# MARADMIN 550/19



## Deleted member 26446 (Oct 12, 2019)

https://www.marines.mil/News/Messag...nd-deactivation-of-reserve-component-rc-marin
I've posted this elsewhere, but here's the run-down:

I used to work with MARADMINS a lot. I read this entire fucker. They typically better identify the problem. All this one says is, essentially, Federal Assistance was requested for one of the States in response to a "major disaster or emergency." This is a lot what the protocol looks like before martial law in a State is declared. Except for this is a reality, as eerily vague as the MARADMIN is. 

Historically, you see similar directives as a preclude to natural disaster clean-up. However, these are drafted and enacted post-fact (with the disaster in question the 'fact',) on the whole. They also typically contain a lot more information (such as area, purpose, goals) as opposed to the posted MARADMIN.

Not sure what's going down, but I bet this is related to the PG&E shut-down. Even if so, there would normatively be a lot more information to digest. All the References listed are solely related to the process of mobilizing units held in Reserve. Which is pretty spooky, to me at least.

Based on experience, either something is being intentionally not mentioned (cause for concern in and of itself) or this is the sterilized version of the document (which would have the self-same effect as neglect to mention). Of course, any submersive measures on part of our government could only ever be for the welfare of our citizenry and the safeguarding of our glorious nation, as history has so often evidenced.  

I'd personally be hyper-vigilant and avoid Cali (any part of it) if at all possible. It could be that Cali won't be affected whatsoever... but based on my intuition and the dialogue of some friends, I believe it will be. 

MARRES being activated could genuinely be an earnest attempt at rendering much-needed aid... but the best point in time to push any sort of agenda is after the fact that the citizenry has seen their fellow soldiers, the wardens of their country's security, bravely caravaning down their streets in full-military complement. 

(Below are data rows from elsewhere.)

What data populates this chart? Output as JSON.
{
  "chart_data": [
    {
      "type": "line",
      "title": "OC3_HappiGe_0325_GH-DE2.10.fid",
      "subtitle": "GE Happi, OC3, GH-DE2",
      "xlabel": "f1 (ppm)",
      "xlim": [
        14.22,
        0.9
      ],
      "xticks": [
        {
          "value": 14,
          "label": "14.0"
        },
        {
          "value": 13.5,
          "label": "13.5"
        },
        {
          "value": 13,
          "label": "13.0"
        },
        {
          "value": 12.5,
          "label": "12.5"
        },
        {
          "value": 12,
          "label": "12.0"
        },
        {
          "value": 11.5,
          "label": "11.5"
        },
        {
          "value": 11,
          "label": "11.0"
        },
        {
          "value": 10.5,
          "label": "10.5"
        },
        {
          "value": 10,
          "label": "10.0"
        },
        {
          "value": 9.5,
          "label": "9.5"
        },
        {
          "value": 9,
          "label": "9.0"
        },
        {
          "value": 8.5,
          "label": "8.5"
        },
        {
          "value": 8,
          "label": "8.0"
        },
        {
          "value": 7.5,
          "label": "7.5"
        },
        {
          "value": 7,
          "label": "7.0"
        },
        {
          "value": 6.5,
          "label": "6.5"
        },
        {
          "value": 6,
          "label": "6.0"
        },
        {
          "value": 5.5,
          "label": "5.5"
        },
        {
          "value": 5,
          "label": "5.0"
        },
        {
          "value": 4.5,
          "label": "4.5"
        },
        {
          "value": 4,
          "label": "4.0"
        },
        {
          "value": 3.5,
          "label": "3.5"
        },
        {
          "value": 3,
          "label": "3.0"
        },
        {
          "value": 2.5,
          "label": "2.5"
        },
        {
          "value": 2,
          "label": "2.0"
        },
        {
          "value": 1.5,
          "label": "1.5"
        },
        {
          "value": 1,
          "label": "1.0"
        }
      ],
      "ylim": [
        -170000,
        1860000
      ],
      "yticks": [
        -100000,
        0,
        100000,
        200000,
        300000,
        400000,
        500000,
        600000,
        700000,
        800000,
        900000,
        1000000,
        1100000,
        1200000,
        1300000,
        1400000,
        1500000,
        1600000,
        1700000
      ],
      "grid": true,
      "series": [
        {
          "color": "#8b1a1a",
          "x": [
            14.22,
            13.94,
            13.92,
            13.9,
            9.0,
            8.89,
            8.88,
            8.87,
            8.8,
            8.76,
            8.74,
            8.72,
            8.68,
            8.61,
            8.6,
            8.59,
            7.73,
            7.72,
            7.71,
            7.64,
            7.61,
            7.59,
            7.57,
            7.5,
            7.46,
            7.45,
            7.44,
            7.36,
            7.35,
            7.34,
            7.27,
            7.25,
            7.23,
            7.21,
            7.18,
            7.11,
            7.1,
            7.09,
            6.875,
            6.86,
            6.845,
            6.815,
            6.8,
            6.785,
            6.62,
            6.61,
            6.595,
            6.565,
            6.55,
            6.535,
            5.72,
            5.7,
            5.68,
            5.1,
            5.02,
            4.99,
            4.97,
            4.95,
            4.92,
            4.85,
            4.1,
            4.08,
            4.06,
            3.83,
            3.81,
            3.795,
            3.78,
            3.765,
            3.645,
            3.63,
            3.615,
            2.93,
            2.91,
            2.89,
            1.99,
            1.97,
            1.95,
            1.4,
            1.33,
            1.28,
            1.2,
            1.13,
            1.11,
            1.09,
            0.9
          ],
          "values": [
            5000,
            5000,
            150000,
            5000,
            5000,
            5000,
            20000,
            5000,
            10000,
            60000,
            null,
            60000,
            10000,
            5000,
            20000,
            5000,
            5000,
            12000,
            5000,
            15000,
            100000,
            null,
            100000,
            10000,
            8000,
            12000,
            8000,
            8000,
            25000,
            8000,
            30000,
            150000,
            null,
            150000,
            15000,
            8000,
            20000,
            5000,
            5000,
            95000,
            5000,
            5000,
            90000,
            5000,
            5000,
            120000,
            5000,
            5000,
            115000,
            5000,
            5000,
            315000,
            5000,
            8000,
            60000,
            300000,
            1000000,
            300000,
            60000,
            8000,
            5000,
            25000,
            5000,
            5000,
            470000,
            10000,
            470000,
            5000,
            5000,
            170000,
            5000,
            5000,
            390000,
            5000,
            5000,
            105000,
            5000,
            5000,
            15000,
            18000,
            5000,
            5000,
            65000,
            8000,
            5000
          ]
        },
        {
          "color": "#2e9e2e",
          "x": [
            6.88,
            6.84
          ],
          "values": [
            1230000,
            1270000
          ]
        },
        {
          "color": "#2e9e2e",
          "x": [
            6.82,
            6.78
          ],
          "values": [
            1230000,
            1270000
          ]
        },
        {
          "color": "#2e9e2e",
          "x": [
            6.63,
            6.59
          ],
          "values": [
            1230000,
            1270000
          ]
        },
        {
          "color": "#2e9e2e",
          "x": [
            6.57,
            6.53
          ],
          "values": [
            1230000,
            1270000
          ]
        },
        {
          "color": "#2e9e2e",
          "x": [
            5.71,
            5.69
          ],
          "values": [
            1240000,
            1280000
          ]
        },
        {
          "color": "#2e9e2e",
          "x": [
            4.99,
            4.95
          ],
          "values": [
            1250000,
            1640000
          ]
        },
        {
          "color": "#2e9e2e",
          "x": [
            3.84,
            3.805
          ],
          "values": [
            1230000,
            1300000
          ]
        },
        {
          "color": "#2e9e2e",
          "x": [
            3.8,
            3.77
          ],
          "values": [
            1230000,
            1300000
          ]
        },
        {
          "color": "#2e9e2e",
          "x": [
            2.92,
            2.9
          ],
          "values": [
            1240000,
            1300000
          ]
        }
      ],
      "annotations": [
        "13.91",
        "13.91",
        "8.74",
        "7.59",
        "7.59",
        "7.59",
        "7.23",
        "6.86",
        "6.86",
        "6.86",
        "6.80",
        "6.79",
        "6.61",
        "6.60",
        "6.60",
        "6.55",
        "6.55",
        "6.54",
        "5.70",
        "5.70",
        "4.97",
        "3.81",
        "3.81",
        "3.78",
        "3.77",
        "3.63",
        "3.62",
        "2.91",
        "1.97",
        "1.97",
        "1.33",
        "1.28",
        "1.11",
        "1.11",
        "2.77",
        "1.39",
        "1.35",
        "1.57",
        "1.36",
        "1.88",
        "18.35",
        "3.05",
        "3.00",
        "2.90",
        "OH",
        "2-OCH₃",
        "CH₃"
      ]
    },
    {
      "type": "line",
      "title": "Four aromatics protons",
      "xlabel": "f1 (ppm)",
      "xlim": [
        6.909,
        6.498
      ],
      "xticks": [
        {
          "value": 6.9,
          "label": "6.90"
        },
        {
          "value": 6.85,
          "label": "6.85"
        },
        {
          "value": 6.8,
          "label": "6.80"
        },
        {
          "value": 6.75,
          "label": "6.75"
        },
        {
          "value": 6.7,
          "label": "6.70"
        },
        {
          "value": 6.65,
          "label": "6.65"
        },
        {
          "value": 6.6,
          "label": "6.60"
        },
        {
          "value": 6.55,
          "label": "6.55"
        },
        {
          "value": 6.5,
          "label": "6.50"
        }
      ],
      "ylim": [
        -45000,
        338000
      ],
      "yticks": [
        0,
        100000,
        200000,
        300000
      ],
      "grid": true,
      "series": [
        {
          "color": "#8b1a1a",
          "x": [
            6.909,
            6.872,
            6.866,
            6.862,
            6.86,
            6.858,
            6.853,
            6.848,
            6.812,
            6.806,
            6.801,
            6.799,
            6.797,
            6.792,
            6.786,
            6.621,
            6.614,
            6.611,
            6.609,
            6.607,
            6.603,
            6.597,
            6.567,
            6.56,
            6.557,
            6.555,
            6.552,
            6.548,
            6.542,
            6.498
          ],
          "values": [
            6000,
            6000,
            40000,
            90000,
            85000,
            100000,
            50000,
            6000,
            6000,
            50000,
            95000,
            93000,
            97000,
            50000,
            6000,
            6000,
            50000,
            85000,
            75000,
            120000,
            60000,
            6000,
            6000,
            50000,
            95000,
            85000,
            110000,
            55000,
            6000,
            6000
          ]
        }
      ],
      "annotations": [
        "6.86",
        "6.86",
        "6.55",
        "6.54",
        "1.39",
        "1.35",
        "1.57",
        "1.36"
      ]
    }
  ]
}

Further, the ideal sort of person to push any agenda on is one made docile after having witnessed the efficiency and resolve with which the world's largest combined military dispatches ANY impediments it encounters.

Thoughts? Advice? Finger-words? Wanna call my bet?


----------



## Maxnomad (Oct 12, 2019)

So basically, big troop mobilization w no clear purpose?


----------



## Jerrell (Oct 12, 2019)

I've seen similar NAVADMINs for mobilization to assist civilian authorities. I'm not gonna look it up, but kinda reminds me of maybe post-Katrina?


----------



## EmmaAintDead (Oct 12, 2019)

There are multiple wildfires throughout near-residential and residential areas in N. LA right now and the heat map for potential affected zones stretches clear across the middle of California. From south LA to the Bay through Sacramento up to Redding. 

That's tens of thousands of square miles of potential kindling given the heat patterns right now. The likelihood that someone WON'T drop a cigarette in the wrong place at the wrong time is getting lower and lower. It's smart as hell to put the order out now, cause that's too big a target not to get hit.


----------



## Maxnomad (Oct 12, 2019)

Por que no los dos?

ICE fails to properly redact document, reveals location of future "urban warfare" training facility - https://www.newsweek.com/ice-fails-redact-document-reveals-location-urban-warfare-training-facility-1458732?fbclid=IwAR0lmQOn-nX_g3z5ds_6F5bZX3KZNQKembMBOGL1W_nQ0YoxzB40sbjIRlc


----------



## Deleted member 26446 (Oct 13, 2019)

@Jerrell yeah it looks fairly similar. Despite the dearth of any substantial, actionable info. Maybe they just got lazy and used a generic template.

@EmmaAintDead I'm hoping that's all that this is. Tragic that it's happening, but such is life. Just the way everything is presented has me suspicious is all--hopefully my suspicions are unfounded.

@Maxnomad yeah, essentially: no clarity forthcoming from the document in question. 

On ICE though... that's confusing lol. "We didn't have to redact it being as how the location was already released, but we're going to redact it anyway. Ok we're going to take backsies and just openly publish it now!" Sounds like the bureaucratic clusterfuck in full swing to me.


----------